When the financial cataclysm erupted in the fall of 2008, Thomas Murphy Jr. and his team at Coastal Construction Group took comfort in the big book of business already in the pipeline.
Then came the cancellations, one project after another.
“We had $1.6 billion in active construction projects in October 2008, and about another $1.5 billion in the pipeline. Then two jobs in 10 days said they were putting off construction,’’ said Murphy, founder, chairman and CEO of the family-owned Miami company. “Soon, we had seven jobs for $800 million that were not going to start construction.’’

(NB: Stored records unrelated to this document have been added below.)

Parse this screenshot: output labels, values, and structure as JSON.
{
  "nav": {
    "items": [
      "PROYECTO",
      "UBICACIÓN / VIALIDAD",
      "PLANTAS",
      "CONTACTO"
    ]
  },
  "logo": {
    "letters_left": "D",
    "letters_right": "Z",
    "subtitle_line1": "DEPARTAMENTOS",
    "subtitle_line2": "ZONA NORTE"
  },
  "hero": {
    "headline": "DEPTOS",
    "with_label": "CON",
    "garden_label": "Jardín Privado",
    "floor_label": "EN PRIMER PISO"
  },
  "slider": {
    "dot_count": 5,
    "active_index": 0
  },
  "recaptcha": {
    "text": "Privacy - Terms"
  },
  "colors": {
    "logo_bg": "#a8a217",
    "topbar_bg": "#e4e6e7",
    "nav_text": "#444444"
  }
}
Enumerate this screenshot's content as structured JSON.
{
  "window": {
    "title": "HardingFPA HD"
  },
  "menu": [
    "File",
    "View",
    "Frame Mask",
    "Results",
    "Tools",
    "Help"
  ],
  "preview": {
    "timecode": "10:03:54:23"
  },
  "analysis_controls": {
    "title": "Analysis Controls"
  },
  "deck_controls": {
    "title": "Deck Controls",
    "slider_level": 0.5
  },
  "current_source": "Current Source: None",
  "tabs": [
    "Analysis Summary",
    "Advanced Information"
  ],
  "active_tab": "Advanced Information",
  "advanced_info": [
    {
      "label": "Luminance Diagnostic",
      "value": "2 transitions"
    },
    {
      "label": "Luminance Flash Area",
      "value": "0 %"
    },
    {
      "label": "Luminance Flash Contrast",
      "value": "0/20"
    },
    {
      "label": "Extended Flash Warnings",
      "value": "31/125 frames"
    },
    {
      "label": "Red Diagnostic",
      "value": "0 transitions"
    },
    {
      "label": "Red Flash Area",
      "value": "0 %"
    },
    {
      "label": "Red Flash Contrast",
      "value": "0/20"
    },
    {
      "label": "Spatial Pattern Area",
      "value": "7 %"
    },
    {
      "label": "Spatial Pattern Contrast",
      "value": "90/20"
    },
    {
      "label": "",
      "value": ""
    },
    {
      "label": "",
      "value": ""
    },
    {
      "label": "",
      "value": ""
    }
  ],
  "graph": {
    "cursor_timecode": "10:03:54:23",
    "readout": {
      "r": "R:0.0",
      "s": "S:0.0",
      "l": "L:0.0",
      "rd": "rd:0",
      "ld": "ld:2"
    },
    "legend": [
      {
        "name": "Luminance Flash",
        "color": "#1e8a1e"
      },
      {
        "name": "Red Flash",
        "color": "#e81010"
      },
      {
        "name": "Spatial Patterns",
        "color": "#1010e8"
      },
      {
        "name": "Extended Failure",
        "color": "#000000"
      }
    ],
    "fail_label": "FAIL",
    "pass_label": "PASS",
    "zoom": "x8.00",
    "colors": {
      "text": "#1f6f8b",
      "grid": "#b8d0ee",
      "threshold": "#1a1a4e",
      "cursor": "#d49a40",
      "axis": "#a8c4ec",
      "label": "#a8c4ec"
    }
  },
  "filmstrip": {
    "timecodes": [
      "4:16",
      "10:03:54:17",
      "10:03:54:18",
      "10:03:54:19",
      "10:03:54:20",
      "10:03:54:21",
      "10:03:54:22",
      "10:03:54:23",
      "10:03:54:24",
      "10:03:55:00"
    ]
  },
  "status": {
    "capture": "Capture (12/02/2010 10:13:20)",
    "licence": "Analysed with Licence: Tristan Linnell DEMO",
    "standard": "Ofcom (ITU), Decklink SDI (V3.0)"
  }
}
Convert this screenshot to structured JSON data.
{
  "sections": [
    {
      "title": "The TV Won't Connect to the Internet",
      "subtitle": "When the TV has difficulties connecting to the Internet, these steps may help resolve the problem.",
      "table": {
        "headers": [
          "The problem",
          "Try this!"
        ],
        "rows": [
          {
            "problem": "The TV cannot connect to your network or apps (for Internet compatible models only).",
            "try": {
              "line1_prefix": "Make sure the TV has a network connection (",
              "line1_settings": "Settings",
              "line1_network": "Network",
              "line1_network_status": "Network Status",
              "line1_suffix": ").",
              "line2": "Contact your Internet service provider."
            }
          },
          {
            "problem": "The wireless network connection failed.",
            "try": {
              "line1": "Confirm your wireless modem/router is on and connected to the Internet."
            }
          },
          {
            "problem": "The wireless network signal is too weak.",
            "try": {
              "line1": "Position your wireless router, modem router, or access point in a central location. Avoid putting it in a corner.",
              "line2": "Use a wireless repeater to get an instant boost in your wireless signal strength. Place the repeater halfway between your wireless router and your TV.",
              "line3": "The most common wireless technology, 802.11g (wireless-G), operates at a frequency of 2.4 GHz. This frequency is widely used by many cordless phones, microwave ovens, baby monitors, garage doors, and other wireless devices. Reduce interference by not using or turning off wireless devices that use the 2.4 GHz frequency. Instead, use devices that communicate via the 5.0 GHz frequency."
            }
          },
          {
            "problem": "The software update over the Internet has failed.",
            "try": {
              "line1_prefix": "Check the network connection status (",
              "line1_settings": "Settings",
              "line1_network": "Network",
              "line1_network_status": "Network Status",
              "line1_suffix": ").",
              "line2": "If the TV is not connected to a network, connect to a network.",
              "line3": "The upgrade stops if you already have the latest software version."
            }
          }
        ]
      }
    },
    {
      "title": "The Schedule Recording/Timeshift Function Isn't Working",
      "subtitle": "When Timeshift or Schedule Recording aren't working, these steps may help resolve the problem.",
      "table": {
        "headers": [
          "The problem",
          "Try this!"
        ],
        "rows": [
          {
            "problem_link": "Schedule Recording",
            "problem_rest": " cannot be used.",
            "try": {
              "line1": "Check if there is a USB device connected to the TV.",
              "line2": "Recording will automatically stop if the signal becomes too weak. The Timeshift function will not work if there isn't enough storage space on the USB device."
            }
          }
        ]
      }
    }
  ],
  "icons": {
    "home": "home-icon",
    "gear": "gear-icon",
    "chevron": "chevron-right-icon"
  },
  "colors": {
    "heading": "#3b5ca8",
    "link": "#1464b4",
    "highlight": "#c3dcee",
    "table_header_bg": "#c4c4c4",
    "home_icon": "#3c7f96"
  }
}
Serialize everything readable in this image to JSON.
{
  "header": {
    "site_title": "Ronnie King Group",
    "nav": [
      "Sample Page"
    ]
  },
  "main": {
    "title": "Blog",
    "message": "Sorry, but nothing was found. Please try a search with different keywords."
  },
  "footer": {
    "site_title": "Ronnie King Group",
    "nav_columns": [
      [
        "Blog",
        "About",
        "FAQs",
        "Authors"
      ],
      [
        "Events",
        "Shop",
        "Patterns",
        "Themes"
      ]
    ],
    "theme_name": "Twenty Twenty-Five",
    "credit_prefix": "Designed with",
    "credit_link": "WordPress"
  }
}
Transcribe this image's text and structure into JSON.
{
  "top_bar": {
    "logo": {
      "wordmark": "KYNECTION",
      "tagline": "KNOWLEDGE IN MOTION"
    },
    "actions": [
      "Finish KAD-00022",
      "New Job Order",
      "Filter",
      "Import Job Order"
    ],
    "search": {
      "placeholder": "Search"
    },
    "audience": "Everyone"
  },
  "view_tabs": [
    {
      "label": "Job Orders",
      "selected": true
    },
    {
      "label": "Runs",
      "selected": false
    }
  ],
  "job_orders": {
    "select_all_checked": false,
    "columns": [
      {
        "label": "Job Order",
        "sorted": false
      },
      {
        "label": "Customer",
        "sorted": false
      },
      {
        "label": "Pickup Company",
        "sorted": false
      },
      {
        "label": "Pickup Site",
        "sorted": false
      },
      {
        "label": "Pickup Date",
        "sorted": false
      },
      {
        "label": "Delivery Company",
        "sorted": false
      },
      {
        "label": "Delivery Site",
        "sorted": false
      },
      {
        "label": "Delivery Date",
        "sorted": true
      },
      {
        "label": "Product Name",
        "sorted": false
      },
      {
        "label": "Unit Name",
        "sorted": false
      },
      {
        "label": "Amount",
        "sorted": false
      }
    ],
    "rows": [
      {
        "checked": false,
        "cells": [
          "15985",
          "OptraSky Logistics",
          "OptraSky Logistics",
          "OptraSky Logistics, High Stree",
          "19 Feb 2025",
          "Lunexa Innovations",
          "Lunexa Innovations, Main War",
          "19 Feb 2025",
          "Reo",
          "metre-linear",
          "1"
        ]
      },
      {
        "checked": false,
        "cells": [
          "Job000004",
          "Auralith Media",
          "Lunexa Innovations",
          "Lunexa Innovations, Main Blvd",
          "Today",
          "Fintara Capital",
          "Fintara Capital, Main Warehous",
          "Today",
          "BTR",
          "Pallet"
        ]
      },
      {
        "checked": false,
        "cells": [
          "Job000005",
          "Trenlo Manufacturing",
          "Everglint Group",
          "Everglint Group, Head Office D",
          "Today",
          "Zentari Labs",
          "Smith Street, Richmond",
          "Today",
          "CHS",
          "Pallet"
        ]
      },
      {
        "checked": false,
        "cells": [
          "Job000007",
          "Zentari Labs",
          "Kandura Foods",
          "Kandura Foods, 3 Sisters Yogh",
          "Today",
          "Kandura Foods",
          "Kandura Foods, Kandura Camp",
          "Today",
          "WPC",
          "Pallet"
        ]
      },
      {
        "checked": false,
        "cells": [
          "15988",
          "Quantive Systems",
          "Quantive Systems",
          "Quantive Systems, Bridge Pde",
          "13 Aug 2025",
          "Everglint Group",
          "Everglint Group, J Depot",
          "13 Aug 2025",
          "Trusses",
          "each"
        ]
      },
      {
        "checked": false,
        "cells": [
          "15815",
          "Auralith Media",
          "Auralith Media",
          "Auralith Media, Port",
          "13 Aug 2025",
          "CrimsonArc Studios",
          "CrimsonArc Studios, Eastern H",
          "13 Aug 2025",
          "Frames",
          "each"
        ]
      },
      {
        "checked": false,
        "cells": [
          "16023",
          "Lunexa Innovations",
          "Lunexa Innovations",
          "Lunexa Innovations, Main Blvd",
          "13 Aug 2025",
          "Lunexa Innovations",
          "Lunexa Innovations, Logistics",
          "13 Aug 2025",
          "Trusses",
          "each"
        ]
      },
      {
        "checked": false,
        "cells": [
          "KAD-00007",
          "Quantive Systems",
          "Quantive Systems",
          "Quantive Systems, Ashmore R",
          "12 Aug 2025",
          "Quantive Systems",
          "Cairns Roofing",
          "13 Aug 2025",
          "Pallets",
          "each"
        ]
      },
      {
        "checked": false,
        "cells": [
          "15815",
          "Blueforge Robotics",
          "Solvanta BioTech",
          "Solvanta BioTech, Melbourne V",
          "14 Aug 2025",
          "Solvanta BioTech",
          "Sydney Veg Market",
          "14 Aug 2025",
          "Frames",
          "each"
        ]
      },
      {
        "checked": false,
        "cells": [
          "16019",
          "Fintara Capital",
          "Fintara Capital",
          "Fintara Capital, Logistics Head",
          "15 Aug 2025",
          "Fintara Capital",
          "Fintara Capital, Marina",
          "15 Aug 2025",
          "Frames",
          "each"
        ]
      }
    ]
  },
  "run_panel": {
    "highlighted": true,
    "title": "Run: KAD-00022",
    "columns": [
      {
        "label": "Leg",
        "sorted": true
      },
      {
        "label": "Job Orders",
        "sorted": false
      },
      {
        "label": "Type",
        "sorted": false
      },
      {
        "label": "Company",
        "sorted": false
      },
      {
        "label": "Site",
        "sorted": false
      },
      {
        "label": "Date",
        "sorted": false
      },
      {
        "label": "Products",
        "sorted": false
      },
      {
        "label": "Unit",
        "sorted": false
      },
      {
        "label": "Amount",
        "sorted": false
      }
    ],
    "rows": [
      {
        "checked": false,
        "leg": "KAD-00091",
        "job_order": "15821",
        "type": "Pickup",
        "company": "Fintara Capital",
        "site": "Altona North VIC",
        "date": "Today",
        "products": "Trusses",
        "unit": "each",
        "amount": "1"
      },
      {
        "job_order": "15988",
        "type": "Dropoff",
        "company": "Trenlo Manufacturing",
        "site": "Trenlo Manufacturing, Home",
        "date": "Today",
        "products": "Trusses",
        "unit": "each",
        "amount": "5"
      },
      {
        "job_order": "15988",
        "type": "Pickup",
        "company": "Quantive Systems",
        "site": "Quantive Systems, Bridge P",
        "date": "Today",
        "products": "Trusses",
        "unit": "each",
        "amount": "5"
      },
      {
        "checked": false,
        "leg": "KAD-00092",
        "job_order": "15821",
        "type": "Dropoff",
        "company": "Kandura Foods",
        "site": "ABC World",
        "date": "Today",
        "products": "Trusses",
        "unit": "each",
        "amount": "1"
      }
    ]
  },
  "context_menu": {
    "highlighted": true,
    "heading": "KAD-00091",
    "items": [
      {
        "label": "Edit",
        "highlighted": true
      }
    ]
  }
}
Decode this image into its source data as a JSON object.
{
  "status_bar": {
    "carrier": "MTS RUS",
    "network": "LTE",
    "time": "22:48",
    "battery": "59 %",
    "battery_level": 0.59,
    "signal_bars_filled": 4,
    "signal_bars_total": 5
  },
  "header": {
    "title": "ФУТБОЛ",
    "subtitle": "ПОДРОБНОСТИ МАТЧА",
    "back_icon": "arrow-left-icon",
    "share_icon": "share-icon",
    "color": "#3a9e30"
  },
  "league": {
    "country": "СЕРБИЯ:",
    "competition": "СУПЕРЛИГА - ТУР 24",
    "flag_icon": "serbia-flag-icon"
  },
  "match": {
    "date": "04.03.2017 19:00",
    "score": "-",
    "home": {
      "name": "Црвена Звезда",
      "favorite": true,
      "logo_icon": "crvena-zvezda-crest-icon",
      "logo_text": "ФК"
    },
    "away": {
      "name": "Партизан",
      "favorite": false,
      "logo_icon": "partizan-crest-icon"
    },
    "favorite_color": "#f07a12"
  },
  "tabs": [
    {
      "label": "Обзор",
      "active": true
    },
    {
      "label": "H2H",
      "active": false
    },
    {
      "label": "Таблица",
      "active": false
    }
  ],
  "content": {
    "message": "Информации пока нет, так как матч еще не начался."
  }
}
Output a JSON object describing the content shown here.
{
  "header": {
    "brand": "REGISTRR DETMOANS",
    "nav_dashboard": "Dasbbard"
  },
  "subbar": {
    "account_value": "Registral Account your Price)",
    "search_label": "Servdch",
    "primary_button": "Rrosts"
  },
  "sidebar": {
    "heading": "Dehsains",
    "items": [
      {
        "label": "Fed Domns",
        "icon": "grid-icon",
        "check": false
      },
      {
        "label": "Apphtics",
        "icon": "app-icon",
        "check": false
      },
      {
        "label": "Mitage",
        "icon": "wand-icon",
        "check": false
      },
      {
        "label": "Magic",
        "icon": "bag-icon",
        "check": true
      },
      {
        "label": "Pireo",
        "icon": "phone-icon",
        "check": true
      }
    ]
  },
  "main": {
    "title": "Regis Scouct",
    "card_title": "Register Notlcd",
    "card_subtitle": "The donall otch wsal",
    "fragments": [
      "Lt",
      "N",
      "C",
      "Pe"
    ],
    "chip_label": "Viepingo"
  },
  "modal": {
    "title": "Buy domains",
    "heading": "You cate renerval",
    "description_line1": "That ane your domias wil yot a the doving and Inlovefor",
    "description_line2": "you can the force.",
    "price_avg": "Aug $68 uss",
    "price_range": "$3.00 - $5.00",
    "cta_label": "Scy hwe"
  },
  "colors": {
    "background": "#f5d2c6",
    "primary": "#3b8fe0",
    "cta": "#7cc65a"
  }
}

Soon as the first two projects were shelved, Murphy Jr., 63, huddled with executives to brainstorm on getting through the crisis.
Coastal, one of the largest Florida-based construction firms, slashed its ranks from 325 employees overseeing 4,000 subcontractor workers at job sites to 150 employees with 1,200 subcontractor workers within six months.
Salaries were cut 10 percent to 25 percent for all but the lowest-paid employees, with executives taking the biggest whack. Benefits were pared back, too, even as employees were loaded with more duties.
Confronting a bleak recession, Murphy Jr. budgeted for no new work in 2009 — a stark difference from the $650 million in contracts in 2008. Reality proved marginally better, with one job for $27 million gelling in November 2009 and $20 million added to an existing project.
“I always believed you go deep fast,’’ said Murphy Jr., whose easy manner and ready sense of humor belie an ironclad will. “If you cut early and fast and get ahead of it, then you can live to fight another day.’’
By the end of 2010, the worst had passed.
Over the past year, the private company, which has no debt, has hired 50 people, rebuilding to about 200 employees at its headquarters at 5959 Blue Lagoon Dr., including many who had been laid off.
“We’re structured to do three times as much work as we have,’’ said Thomas C. Murphy, 43, an executive vice president who oversees new work and the eldest of Murphy Jr.’s three sons.
So far this year, Coastal has signed contracts for $450 million in new work and could exceed $650 million by year-end, according to Murphy, Jr.
That comes after some mighty lean times: New work at Coastal totaled $47 million in 2009, $76 million in 2010, and $265 million in 2011.
Bullish on Miami’s future, Murphy Jr. sees increasing signs of a comeback in the construction of hotels, retail, apartments and condominiums in South Florida. Some developers who put off projects are checking current prices. Architects are finalizing plans. Building permits are up.
To be sure, with many projects still in infancy, such activity has yet to translate into a revival in construction jobs, which in South Florida are still down by roughly half from the pre-crash peak.
“The world wants to come here more than ever,’’ the CEO said. “I’ve been such a believer this town is going to come roaring back.’’
Another sign business is strengthening: Murphy Jr. urged Coastal’s long-time president, Dan Whiteman, to forget about retiring when he turned 65 in July 2012. “He’s the greatest complex problem solver,’’ said Murphy Jr.